Another technology that the 2nd-generation Ryzen chips leverage that I want to touch on briefly is AMD's StoreMI technology, which fuses together your hard drive, SSD, and up to 2GB of RAM into a single drive letter that's managed by a learning algorithm that optimizes block location for best data performance.
And oh boy does it improve performance. And it's not just limited to gaming, even regular applications such as Chrome or Firefox open noticeably faster.
Turning on StoreMI for the first time felt like I'd bought a whole new PC. It's quite an unreal experience, especially considering I was testing it on a brand new system running AMD's latest processor!
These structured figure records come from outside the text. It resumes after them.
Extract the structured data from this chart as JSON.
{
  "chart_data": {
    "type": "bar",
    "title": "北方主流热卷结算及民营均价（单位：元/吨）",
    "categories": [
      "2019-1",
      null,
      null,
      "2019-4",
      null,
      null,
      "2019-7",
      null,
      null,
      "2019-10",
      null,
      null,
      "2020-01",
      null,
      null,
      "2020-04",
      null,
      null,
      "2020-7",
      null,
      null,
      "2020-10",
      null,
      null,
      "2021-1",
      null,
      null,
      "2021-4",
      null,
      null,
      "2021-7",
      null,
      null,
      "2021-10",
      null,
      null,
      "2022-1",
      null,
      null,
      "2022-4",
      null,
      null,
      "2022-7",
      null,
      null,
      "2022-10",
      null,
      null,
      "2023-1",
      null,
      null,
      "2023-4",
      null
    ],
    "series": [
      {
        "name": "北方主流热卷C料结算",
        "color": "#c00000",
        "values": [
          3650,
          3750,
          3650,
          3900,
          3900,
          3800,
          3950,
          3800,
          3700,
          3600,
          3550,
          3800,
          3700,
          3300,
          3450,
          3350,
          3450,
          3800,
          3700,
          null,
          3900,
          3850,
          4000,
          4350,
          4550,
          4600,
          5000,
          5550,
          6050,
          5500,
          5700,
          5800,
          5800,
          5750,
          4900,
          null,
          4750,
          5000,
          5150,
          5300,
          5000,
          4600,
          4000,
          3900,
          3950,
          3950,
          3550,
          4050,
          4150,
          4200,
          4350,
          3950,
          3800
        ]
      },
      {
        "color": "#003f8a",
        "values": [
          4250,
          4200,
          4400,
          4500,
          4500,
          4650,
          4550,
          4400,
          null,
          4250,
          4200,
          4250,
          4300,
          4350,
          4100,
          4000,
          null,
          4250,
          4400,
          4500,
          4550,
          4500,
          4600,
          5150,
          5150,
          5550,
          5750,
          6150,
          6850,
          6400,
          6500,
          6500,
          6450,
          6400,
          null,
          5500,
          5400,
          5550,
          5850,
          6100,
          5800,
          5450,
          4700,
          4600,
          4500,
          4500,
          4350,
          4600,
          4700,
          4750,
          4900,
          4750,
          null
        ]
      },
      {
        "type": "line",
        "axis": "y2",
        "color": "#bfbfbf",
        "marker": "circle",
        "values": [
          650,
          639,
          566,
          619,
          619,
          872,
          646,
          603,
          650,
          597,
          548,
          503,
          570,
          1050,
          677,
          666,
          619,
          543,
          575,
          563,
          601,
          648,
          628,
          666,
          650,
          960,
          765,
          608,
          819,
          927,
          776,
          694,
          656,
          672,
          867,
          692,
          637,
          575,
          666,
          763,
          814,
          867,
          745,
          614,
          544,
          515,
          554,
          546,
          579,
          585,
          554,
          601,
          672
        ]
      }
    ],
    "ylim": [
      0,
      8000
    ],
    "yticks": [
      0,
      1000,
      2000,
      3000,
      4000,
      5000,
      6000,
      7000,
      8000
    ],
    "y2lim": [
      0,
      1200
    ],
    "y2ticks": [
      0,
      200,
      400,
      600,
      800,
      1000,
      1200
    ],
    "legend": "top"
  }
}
AMD made some last-minute tweaks to the StoreMI software - changing the SSD tier size from 128 GB to 256 GB, and increasing the HDD size limit to 32 TB - so the version I played with had limitations that those buying new Ryzen chips today won't have.
So, what's the bottom line?
Simple. AMD has knocked it out of the park with the 2nd-generation Ryzen chips. They sit at that perfect balance point of price and performance (a tough place to hit, but AMD seems to be able to manage to achieve that point well these days, across desktop, mobile, and even server chips), and appeal across the board. If you're a gamer, you're getting similar performance to Intel silicon for less money (and even getting a premium cooler thrown into the deal), and if you're into content creation, you're getting better performance for your dollars.
It's that simple.
And remember, AMD is far from done for the year. It seems there's a lot more stuff to come.